Custom Kubernetes Webhook Token Authentication with Github (a NodeJS implementation)

Introduction

Recently I was tasked with setting up a couple of new Kubernetes clusters for a team of developers to begin transitioning an older .NET application over to .NET Core 2.0. Part of my this work lead me down the route of trying out some different authentication strategies.

I ended on RBAC being a good solution for our needs allowing for nice role based permission flexibility, but still needed a way of handling authentication for users of the Kubernetes clusters. One of the options I looked into here was to use Kubernetes’ support for webhook token authentication.

Webhook token authentication allows a remote service to authenticate with the cluster, meaning we could hand off some of the work / admin overhead to another service that implements part of the solution already.

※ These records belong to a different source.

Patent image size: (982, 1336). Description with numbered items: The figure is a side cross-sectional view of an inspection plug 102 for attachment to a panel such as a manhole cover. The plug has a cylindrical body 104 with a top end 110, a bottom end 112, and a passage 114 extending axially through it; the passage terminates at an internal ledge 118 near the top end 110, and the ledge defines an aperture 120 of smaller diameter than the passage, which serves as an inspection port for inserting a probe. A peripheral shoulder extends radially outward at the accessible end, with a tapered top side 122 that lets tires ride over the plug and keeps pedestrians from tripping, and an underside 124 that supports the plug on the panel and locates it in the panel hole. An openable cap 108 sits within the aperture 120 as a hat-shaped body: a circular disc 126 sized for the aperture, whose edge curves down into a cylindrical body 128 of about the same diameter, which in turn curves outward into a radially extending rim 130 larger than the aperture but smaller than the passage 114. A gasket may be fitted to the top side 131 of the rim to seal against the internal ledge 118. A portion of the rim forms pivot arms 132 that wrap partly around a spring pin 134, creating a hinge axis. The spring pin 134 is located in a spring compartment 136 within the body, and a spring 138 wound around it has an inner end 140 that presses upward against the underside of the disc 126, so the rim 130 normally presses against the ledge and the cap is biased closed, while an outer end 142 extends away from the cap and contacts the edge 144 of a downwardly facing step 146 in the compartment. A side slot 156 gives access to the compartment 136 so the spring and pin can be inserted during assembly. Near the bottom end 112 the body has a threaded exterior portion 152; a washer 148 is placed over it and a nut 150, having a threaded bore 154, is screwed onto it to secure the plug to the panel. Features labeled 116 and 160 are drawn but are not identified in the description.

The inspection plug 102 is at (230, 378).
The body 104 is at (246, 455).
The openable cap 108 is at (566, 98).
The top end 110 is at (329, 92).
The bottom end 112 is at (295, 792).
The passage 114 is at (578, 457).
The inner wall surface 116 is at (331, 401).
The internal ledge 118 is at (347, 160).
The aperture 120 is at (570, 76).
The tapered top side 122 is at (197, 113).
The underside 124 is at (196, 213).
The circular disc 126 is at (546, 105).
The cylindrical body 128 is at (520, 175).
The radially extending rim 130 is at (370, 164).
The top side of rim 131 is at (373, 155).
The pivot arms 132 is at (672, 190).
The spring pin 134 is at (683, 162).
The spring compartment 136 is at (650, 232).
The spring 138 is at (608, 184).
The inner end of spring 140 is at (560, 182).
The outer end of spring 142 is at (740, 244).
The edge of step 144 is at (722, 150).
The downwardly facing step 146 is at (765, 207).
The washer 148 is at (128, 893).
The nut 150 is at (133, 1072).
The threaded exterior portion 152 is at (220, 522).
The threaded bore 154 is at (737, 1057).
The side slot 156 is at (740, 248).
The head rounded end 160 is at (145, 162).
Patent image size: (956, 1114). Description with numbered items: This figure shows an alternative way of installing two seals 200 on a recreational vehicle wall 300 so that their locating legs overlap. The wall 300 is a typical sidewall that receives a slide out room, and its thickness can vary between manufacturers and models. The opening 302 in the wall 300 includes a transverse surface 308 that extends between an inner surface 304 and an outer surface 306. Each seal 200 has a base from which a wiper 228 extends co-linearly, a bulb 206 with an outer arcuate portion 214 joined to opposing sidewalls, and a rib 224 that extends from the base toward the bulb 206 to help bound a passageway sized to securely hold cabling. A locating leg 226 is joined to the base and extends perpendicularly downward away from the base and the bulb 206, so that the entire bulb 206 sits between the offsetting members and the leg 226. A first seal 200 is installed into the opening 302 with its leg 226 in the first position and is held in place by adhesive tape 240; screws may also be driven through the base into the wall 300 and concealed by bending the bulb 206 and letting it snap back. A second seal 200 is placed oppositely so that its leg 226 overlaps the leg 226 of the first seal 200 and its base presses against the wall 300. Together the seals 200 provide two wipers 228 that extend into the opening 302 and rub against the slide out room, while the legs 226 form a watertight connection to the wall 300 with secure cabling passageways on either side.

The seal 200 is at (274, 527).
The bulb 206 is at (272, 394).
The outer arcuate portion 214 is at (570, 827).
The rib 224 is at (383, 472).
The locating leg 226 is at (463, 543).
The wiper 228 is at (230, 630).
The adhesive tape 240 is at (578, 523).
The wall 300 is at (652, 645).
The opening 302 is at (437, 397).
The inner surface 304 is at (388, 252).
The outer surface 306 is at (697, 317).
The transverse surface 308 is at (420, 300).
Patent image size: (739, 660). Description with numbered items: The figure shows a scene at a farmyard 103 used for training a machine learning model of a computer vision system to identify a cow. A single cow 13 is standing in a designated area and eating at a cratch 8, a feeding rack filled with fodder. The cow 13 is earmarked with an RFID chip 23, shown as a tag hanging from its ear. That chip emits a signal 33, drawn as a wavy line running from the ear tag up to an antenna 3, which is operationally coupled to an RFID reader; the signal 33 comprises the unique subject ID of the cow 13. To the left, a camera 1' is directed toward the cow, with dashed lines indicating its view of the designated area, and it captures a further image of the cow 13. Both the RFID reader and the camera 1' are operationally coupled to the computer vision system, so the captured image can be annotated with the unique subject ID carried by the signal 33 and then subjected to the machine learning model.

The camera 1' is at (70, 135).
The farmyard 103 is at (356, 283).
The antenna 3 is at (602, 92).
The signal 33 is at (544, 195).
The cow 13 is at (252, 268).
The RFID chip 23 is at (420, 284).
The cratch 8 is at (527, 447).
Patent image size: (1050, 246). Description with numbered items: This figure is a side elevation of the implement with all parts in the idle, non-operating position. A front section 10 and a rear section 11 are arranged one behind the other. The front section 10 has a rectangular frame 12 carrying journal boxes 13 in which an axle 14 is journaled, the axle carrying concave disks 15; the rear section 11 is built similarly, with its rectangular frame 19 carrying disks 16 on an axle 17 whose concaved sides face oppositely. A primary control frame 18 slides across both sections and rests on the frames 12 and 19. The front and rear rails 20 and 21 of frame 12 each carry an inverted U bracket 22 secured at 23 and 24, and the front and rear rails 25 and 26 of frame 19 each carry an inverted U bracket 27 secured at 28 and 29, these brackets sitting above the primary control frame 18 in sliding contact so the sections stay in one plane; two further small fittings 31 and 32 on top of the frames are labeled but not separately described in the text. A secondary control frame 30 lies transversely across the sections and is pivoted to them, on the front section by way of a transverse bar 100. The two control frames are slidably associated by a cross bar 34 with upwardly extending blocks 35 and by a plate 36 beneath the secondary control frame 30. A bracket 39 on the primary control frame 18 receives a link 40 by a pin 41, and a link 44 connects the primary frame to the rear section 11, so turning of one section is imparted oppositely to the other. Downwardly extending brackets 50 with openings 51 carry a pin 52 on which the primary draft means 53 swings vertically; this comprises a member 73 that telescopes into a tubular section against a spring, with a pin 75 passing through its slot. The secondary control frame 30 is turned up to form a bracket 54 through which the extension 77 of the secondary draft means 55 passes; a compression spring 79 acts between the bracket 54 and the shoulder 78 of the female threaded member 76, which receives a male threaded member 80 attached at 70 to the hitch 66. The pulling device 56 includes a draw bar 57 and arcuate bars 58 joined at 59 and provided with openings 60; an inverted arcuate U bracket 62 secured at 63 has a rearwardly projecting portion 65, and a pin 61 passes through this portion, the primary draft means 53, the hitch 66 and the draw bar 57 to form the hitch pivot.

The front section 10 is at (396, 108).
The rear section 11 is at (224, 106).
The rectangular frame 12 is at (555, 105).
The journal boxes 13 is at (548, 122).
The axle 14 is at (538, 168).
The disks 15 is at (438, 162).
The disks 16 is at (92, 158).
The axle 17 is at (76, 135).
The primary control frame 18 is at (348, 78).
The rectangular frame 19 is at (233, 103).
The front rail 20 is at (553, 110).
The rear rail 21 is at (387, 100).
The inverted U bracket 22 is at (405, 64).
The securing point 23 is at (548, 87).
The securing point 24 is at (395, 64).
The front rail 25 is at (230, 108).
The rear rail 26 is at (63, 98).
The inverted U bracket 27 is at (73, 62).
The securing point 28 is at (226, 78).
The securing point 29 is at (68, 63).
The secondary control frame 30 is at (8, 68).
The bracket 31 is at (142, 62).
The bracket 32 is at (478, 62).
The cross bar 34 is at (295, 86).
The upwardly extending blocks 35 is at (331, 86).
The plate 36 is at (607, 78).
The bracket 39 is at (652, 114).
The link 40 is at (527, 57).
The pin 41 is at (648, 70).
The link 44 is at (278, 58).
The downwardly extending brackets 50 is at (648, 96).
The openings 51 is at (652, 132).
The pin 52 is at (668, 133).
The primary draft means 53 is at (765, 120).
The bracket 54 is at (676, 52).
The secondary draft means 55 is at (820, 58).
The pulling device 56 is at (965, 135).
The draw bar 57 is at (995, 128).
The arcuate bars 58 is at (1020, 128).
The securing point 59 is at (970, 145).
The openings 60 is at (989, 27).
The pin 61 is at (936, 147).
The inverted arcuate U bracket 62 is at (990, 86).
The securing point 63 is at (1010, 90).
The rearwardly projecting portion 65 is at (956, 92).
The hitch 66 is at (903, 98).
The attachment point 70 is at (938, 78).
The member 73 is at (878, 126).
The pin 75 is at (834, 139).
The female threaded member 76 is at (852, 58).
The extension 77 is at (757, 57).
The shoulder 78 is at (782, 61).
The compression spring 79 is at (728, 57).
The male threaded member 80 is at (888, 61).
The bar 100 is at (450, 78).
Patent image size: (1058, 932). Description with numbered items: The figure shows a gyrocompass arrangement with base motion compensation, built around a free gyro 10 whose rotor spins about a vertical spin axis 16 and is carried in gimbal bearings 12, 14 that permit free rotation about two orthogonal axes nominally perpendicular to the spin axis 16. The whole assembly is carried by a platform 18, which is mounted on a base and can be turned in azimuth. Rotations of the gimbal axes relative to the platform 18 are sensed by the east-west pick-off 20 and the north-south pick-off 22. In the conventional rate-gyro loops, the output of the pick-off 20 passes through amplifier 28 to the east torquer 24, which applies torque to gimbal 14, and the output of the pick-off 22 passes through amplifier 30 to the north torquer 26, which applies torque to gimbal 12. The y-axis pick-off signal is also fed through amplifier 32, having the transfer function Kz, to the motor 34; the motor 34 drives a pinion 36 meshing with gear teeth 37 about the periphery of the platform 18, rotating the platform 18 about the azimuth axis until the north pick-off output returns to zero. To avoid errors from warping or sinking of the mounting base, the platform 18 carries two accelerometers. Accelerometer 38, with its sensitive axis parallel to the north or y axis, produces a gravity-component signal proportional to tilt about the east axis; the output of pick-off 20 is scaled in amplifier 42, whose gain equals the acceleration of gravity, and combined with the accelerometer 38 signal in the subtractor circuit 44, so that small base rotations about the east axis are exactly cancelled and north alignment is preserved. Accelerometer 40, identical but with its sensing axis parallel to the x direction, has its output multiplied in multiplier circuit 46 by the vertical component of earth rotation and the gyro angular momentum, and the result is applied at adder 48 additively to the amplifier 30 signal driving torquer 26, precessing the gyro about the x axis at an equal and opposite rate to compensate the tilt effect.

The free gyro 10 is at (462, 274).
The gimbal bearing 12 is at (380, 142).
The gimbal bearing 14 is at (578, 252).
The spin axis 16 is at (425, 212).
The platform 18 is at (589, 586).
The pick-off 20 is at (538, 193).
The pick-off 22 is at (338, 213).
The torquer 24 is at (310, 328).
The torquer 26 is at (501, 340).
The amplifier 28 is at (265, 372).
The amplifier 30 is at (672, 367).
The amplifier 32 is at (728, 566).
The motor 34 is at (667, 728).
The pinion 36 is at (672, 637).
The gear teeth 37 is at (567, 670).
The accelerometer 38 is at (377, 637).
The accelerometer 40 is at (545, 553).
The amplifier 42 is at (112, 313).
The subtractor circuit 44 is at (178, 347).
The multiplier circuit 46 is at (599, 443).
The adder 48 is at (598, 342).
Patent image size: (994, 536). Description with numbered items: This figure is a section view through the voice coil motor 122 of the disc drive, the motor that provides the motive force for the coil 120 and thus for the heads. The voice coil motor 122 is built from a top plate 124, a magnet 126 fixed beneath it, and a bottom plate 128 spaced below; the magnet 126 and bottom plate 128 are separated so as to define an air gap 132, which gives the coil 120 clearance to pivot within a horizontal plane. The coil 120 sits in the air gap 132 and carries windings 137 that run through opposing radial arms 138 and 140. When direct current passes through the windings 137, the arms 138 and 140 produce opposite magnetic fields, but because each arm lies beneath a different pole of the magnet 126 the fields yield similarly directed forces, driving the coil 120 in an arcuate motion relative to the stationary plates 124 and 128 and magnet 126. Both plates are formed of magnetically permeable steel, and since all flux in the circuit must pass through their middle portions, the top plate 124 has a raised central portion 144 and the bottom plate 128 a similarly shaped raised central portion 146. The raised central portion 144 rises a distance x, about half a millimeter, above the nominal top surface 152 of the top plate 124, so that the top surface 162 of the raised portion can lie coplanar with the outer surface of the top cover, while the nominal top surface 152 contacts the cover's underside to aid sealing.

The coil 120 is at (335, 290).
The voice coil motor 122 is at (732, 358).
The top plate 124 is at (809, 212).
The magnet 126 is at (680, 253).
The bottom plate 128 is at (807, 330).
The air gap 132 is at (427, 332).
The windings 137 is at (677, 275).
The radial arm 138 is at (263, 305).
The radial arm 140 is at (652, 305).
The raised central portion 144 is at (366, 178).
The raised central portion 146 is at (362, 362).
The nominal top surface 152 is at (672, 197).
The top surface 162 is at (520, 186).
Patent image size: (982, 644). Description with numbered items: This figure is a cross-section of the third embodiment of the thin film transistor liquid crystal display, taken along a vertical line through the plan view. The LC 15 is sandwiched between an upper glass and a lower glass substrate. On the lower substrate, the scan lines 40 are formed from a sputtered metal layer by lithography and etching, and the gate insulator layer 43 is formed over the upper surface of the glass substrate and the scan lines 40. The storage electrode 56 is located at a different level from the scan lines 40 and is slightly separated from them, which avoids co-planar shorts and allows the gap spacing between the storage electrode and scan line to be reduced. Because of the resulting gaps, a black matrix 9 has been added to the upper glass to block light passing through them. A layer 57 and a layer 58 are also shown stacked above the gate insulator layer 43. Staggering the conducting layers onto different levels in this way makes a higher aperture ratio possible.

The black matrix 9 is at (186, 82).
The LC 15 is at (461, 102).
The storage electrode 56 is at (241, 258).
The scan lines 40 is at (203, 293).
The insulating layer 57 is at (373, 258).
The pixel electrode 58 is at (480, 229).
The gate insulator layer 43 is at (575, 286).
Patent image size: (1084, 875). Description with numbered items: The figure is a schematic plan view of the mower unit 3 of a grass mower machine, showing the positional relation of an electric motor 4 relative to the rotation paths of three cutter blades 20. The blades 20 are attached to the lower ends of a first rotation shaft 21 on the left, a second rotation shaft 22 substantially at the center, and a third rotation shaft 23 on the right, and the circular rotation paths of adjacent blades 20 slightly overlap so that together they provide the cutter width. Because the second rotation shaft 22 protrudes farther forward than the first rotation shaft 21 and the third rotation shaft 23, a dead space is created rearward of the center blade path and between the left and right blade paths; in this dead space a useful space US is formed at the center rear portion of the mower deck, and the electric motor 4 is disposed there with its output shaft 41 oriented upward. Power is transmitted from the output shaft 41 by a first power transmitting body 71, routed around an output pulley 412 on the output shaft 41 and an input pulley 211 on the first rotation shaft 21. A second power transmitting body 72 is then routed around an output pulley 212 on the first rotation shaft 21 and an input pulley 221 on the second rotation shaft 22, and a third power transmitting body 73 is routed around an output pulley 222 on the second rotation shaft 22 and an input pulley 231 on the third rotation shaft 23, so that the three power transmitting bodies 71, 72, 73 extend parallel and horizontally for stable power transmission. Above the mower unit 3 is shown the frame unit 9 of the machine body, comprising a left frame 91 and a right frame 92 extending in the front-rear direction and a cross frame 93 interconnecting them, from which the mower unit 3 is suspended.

Testing Different Solutions

I found an interesting post about setting up Github with a custom webhook token authentication integration and tried that method out. It works quite nicely and some good benefits as discussed in the post linked before, but summarised below:

  • All developers on the team already have their own Github accounts.
  • Reduces admin overhead as users can generate their own personal tokens in their Github account and can manage (e.g. revoke/re-create) their own tokens.
  • Flexible as tokens can be used to access Kubernetes via kubectl or the Dashboard UI from different machines
  • An extra one I thought of – Github teams could potentially be used to group users / roles in Kubernetes too (based on team membership)

As mentioned before, I tried out this custom solution which was written in Go and was excited about the potential customisation we could get out of it if we wanted to expand on the solution (see my last bullet point above).

However, I was still keen to play around with Kubernetes’ Webhook Token Authentication a bit more and so decided to reimplement this solution in a language I am more familiar with. .NET Core would have been a good candidate, but I didn’t have a lot of time at hand and thought doing this in NodeJS would be quicker.

With that said, I rewrote the Github Webhook Token Authenticator service in NodeJS using a nice lightweight node alpine base image and set things up for Docker builds. Basically readying it for deployment into Kubernetes.

Implementing the Webhook Token Authenticator service in NodeJS

The Webhook Token Authentication Service simply implements a webhook to verify tokens passed into Kubernetes.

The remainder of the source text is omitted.